As someone who uses technology in her communications job, she says, “Technology is revealing itself as a powerful tool because of COVID.” It can be a tool to advocate, mobilize and connect “beyond borders.” 

Kong says she is learning “how to harness digital media platforms.” She acknowledges that there are barriers, but she is confident “there is always a way” to innovate and move beyond them.

Currently she is using the online Zoom platform to lead a Bible study in South Africa with friends she made during a one-year Serving and Learning Together (SALT) experience she had through MCC. 

Technology can also be used to “break isolation,” she says. Since her church has been using online tools for worship and connection, she has noticed that people seem to “engage more fully” with the pastor after a sermon and ask deeper questions. She says, “I am falling in love with these small discussion groups on Sundays,” and learning more about the people at her church than ever before.

She notices that isolation is pushing people to find other forms of communication and gathering. She sees online church as a less intimidating place to “break down some barriers by bringing friends.” The pandemic has “brought more important discussions to the forefront,” she says, adding that non-Christian friends are asking a lot of faith questions.

She sees the potential in technology for “harnessing a lot of creativity and art in faith-based communities.” She would like to see people produce content about faith—what speaks to their heart—through visual arts, writing, poetry, music and dance. She sees art as a medium for community building and for sharing across the globe. 

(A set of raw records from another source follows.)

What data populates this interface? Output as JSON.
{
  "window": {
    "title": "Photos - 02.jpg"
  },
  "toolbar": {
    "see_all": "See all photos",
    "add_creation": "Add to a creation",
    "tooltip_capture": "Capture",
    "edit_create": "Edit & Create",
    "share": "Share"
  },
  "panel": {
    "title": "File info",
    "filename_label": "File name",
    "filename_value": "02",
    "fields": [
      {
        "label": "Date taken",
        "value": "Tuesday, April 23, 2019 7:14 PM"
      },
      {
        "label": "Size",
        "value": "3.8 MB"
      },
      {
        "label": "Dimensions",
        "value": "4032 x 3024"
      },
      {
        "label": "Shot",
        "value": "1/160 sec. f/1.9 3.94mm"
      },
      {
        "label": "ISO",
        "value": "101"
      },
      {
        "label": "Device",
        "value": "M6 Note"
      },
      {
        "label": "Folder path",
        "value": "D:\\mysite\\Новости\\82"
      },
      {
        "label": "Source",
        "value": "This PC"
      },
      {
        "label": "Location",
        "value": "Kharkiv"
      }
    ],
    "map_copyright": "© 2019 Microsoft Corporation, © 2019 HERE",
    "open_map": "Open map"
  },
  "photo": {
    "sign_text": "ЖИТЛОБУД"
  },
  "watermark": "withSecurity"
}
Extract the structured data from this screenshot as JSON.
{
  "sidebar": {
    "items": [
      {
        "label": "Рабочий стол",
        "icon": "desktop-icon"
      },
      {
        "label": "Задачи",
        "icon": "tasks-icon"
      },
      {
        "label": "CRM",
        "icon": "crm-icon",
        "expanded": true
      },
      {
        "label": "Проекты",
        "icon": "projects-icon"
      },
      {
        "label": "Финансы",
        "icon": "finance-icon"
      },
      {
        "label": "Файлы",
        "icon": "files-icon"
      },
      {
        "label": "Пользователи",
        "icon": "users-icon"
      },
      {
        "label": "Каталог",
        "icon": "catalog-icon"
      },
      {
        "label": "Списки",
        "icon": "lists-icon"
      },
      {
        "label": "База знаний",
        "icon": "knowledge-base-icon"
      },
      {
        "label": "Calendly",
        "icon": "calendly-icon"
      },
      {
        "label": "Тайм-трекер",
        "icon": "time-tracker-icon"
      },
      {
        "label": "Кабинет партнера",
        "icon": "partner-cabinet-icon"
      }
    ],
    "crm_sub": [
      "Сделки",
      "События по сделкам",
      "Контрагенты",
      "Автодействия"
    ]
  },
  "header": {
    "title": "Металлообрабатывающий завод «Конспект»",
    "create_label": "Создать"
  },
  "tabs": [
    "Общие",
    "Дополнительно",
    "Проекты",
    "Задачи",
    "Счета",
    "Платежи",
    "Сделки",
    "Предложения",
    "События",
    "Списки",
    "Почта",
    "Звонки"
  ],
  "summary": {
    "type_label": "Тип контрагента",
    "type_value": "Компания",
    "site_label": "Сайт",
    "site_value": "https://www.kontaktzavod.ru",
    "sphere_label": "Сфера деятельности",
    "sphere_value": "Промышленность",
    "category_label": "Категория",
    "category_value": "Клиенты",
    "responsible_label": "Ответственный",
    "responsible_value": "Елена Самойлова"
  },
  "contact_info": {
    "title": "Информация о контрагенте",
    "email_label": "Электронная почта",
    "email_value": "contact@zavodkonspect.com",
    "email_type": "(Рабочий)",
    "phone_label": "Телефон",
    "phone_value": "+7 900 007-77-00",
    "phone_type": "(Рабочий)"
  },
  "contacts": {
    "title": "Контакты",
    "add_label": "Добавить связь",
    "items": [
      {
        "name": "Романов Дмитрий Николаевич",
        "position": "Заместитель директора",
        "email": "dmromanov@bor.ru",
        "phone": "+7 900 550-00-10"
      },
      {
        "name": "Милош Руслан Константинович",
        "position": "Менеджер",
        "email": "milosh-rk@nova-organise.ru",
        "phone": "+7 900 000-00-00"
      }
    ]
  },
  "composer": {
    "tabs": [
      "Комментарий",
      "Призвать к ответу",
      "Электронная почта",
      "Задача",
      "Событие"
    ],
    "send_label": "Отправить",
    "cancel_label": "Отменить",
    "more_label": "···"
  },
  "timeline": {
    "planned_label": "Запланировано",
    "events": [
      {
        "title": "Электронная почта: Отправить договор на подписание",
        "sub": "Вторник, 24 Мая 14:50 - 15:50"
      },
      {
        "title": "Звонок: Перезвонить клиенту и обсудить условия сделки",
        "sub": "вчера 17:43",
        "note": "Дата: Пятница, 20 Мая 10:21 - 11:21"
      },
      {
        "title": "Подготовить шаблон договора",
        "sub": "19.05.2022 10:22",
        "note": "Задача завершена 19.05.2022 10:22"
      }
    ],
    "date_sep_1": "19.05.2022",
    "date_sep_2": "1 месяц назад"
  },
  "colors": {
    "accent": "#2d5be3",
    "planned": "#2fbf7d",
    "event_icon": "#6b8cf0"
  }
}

She says that churches and art galleries are the first places to go in a new place, to understand culture. She is curious to explore how culture impacts what it means to be Anabaptist in various countries around the world. She asks, “What speaks to you personally in your local context, but what does that look like when we bring it all together, and what are the patterns or differences or similarities that come out of that?”

She is disappointed that MWC shifted its next assembly to 2022, because she was so excited to meet other Anabaptists from around the world next year. But the extra time will give her and the other Canadian delegates to the youth summit time to prepare. They will be asked to work on a project together in the meantime. While they don’t have specific information about the project’s focus yet, they have met over Zoom and are eager to get started. 

Kong is grateful for the opportunity to connect across continents, to share new experiences and to share in each other’s struggles. This interchange of faith and culture, Kong believes, will enrich the faith of all.

Do you have a story idea about Mennonites in Eastern Canada? Send it to Janet Bauman at ec@canadianmennonite.org.

Pictured from left to right: Grace Ho, Lauren Kong, Michelle Quan and Christen Kong work in the community garden begun by the outreach team of Toronto Chinese Mennonite Church. The garden became a place of healing and connection in the community. (Photo by Sandy Yuen)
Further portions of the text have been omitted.